About 42% voted during the two weeks of early voting (411,747) and only about 11% voted in person on Election Day — a total of 109,190. About 49,000 ballots were cast by mail in 2018, up from 22,339 in 2014.
Gloria told the commissioners on Tuesday that the county had applied for a grant to purchase the counting machines, but that a decision wouldn’t come in time for officials to buy them, according to the Las Vegas Review-Journal.
The commission voted unanimously to provide $950,000 in county funds instead, with the understanding that money will be reimbursed by any grant money the county eventually receives.
Nevada was one of four states that decided to mail all active voters ballots in 2020 amid the pandemic.
Democratic lawmakers said during debate last spring on a bill that would make the practice permanent that the high turnout in the last election suggested mail-in ballots expanded access. Republicans argued the process had eroded trust in elections and that new safeguards were necessary.
The bill Democratic Gov. Steve Sisolak signed into law in June includes measures to improve Nevada’s voter roll maintenance and signature verification procedures.

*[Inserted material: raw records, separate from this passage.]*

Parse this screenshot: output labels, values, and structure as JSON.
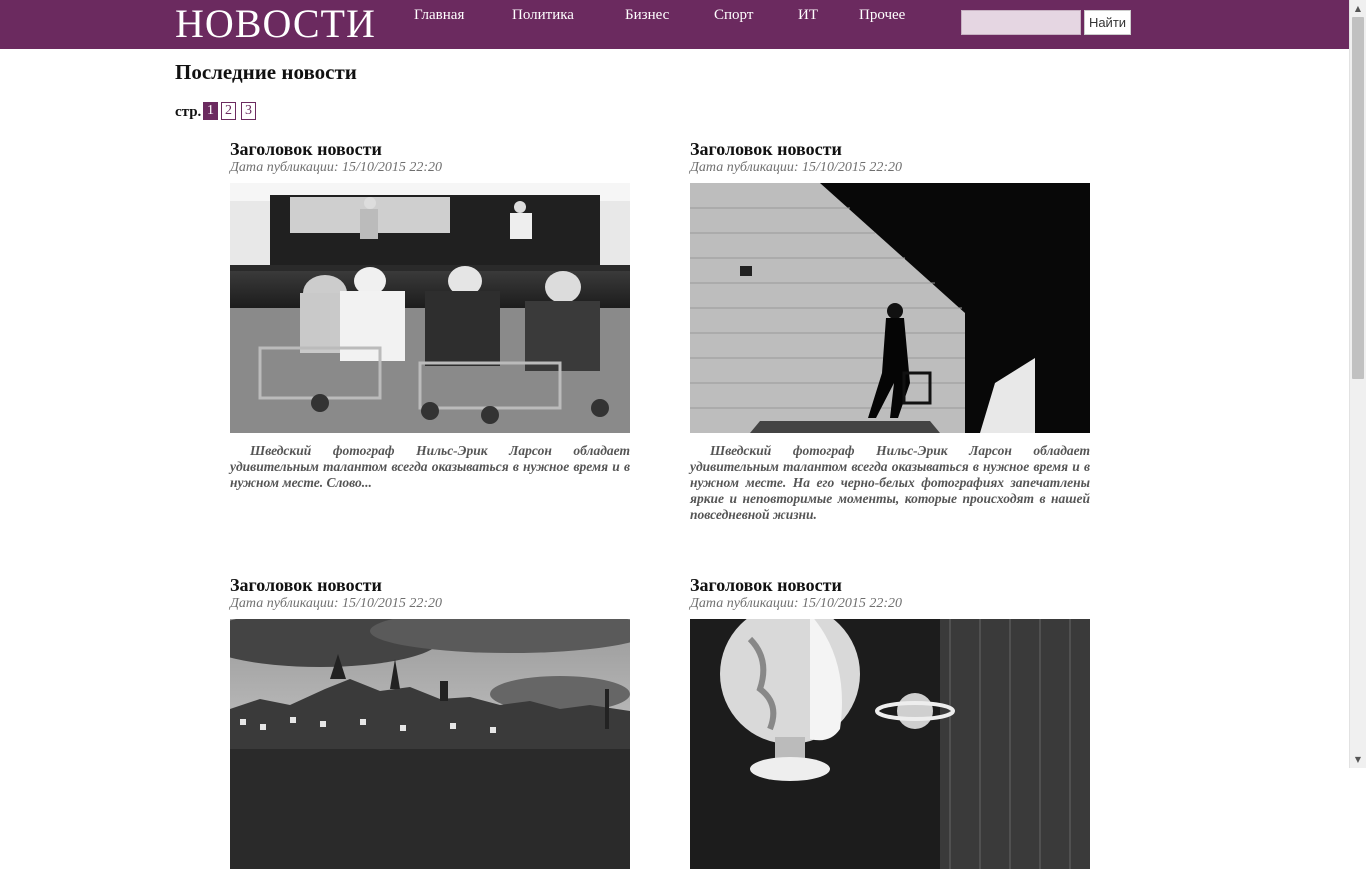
{
  "header": {
    "logo": "НОВОСТИ",
    "nav": [
      "Главная",
      "Политика",
      "Бизнес",
      "Спорт",
      "ИТ",
      "Прочее"
    ],
    "search_placeholder": "",
    "search_button": "Найти"
  },
  "main": {
    "title": "Последние новости",
    "pager": {
      "label": "стр.",
      "pages": [
        "1",
        "2",
        "3"
      ],
      "current": "1"
    }
  },
  "articles": [
    {
      "title": "Заголовок новости",
      "date": "Дата публикации: 15/10/2015 22:20",
      "image": "band-concert-photo",
      "excerpt": "Шведский фотограф Нильс-Эрик Ларсон обладает удивительным талантом всегда оказываться в нужное время и в нужном месте. Слово..."
    },
    {
      "title": "Заголовок новости",
      "date": "Дата публикации: 15/10/2015 22:20",
      "image": "man-walker-shadow-photo",
      "excerpt": "Шведский фотограф Нильс-Эрик Ларсон обладает удивительным талантом всегда оказываться в нужное время и в нужном месте. На его черно-белых фотографиях запечатлены яркие и неповторимые моменты, которые происходят в нашей повседневной жизни."
    },
    {
      "title": "Заголовок новости",
      "date": "Дата публикации: 15/10/2015 22:20",
      "image": "city-skyline-photo",
      "excerpt": ""
    },
    {
      "title": "Заголовок новости",
      "date": "Дата публикации: 15/10/2015 22:20",
      "image": "globe-head-photo",
      "excerpt": ""
    }
  ],
  "colors": {
    "brand": "#6b2a5f",
    "date": "#6f6f6f"
  }
}
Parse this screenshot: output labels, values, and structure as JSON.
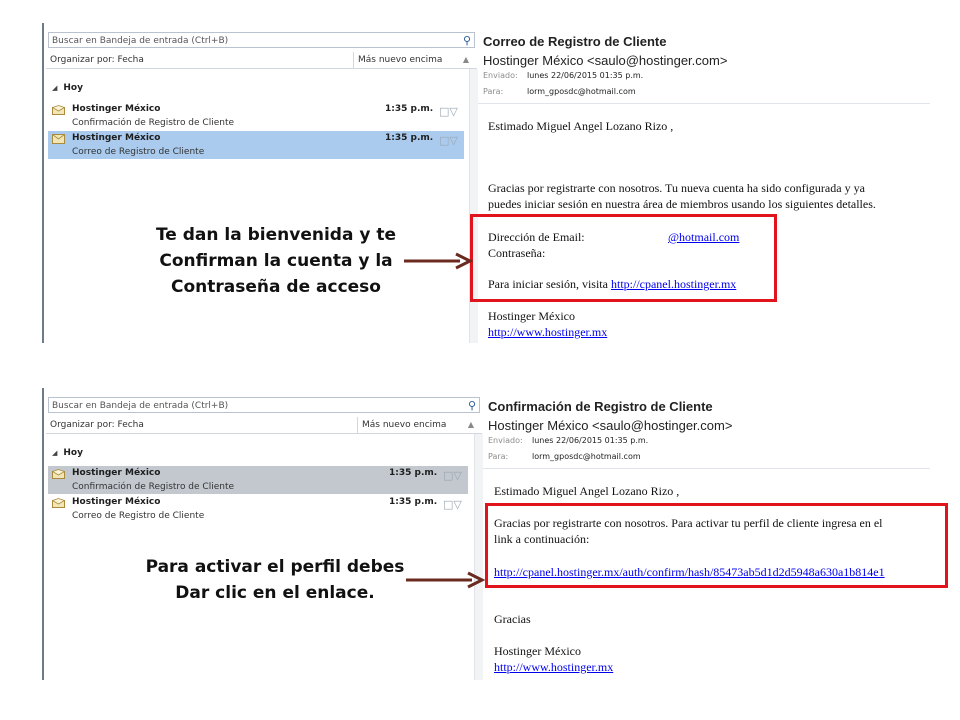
{
  "colors": {
    "highlight_box": "#e1141e",
    "arrow": "#6b2a1f",
    "selected_row": "#aacbee",
    "selected_row_inactive": "#c3c8cf",
    "link": "#0000ee"
  },
  "panel1": {
    "search_placeholder": "Buscar en Bandeja de entrada (Ctrl+B)",
    "sort_label": "Organizar por: Fecha",
    "sort_order": "Más nuevo encima",
    "group": "Hoy",
    "emails": [
      {
        "from": "Hostinger México",
        "subject": "Confirmación de Registro de Cliente",
        "time": "1:35 p.m.",
        "selected": false
      },
      {
        "from": "Hostinger México",
        "subject": "Correo de Registro de Cliente",
        "time": "1:35 p.m.",
        "selected": true
      }
    ],
    "reader": {
      "subject": "Correo de Registro de Cliente",
      "sender": "Hostinger México <saulo@hostinger.com>",
      "sent_label": "Enviado:",
      "sent_value": "lunes 22/06/2015 01:35 p.m.",
      "to_label": "Para:",
      "to_value": "lorm_gposdc@hotmail.com",
      "greeting": "Estimado Miguel Angel Lozano Rizo ,",
      "intro_line1": "Gracias por registrarte con nosotros. Tu nueva cuenta ha sido configurada y ya",
      "intro_line2": "puedes iniciar sesión en nuestra área de miembros usando los siguientes detalles.",
      "email_label": "Dirección de Email:",
      "email_value": "@hotmail.com",
      "password_label": "Contraseña:",
      "login_text": "Para iniciar sesión, visita",
      "login_link": "http://cpanel.hostinger.mx",
      "signature": "Hostinger México",
      "signature_link": "http://www.hostinger.mx"
    },
    "caption": [
      "Te dan la bienvenida y te",
      "Confirman la cuenta y la",
      "Contraseña de acceso"
    ]
  },
  "panel2": {
    "search_placeholder": "Buscar en Bandeja de entrada (Ctrl+B)",
    "sort_label": "Organizar por: Fecha",
    "sort_order": "Más nuevo encima",
    "group": "Hoy",
    "emails": [
      {
        "from": "Hostinger México",
        "subject": "Confirmación de Registro de Cliente",
        "time": "1:35 p.m.",
        "selected": true
      },
      {
        "from": "Hostinger México",
        "subject": "Correo de Registro de Cliente",
        "time": "1:35 p.m.",
        "selected": false
      }
    ],
    "reader": {
      "subject": "Confirmación de Registro de Cliente",
      "sender": "Hostinger México <saulo@hostinger.com>",
      "sent_label": "Enviado:",
      "sent_value": "lunes 22/06/2015 01:35 p.m.",
      "to_label": "Para:",
      "to_value": "lorm_gposdc@hotmail.com",
      "greeting": "Estimado Miguel Angel Lozano Rizo ,",
      "intro_line1": "Gracias por registrarte con nosotros. Para activar tu perfil de cliente ingresa en el",
      "intro_line2": "link a continuación:",
      "activation_link": "http://cpanel.hostinger.mx/auth/confirm/hash/85473ab5d1d2d5948a630a1b814e1",
      "thanks": "Gracias",
      "signature": "Hostinger México",
      "signature_link": "http://www.hostinger.mx"
    },
    "caption": [
      "Para activar el perfil debes",
      "Dar clic en el enlace."
    ]
  }
}
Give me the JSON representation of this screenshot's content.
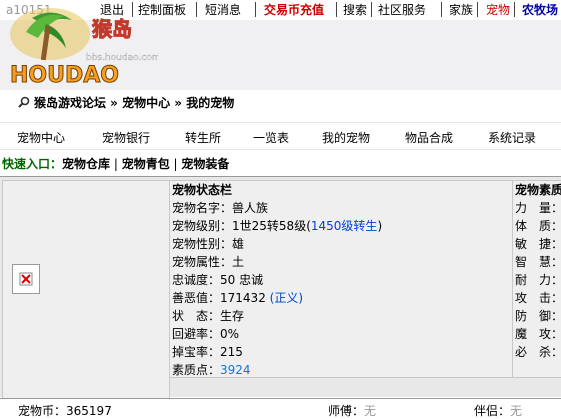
{
  "topbar": {
    "user": "a10151",
    "items": [
      "退出",
      "控制面板",
      "短消息",
      "交易币充值",
      "搜索",
      "社区服务",
      "家族",
      "宠物",
      "农牧场"
    ]
  },
  "logo": {
    "text": "HOUDAO",
    "brand_cn": "猴岛",
    "url": "bbs.houdao.com"
  },
  "breadcrumb": "猴岛游戏论坛 » 宠物中心 » 我的宠物",
  "nav": [
    "宠物中心",
    "宠物银行",
    "转生所",
    "一览表",
    "我的宠物",
    "物品合成",
    "系统记录"
  ],
  "quick": {
    "label": "快速入口：",
    "links": [
      "宠物仓库",
      "宠物青包",
      "宠物装备"
    ]
  },
  "status": {
    "title": "宠物状态栏",
    "name_label": "宠物名字：",
    "name": "兽人族",
    "level_label": "宠物级别：",
    "level": "1世25转58级",
    "level_link": "1450级转生",
    "gender_label": "宠物性别：",
    "gender": "雄",
    "attr_label": "宠物属性：",
    "attr": "土",
    "loyalty_label": "忠诚度：",
    "loyalty": "50 忠诚",
    "karma_label": "善恶值：",
    "karma": "171432",
    "karma_tag": "(正义)",
    "state_label": "状　态：",
    "state": "生存",
    "recover_label": "回避率：",
    "recover": "0%",
    "drop_label": "掉宝率：",
    "drop": "215",
    "points_label": "素质点：",
    "points": "3924"
  },
  "right": {
    "title": "宠物素质",
    "labels": [
      "力　量：",
      "体　质：",
      "敏　捷：",
      "智　慧：",
      "耐　力：",
      "攻　击：",
      "防　御：",
      "魔　攻：",
      "必　杀："
    ]
  },
  "bottom": {
    "coin_label": "宠物币：",
    "coin": "365197",
    "master_label": "师傅：",
    "master": "无",
    "partner_label": "伴侣：",
    "partner": "无"
  },
  "colors": {
    "red": "#cc0000",
    "blue": "#0000aa",
    "green": "#006600",
    "link": "#0044cc"
  }
}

It requires vote counters complete a forensic signature verification course. It also directs election officials to compare their list of registered voters to Nevada’s Registrar of Vital Statistics on a monthly basis to purge dead people from voter rolls.
Gloria told the Clark County commissioners on Tuesday that there will be 110 early voting sites in the county during the general election, and 105 in the primary.
Sites are distributed around the county based on the percentage of registered voters, in locations such as malls, grocery stores, voting tents in large parking lots and community centers. During the general election, early voting will also be conducted on college campuses, Gloria said.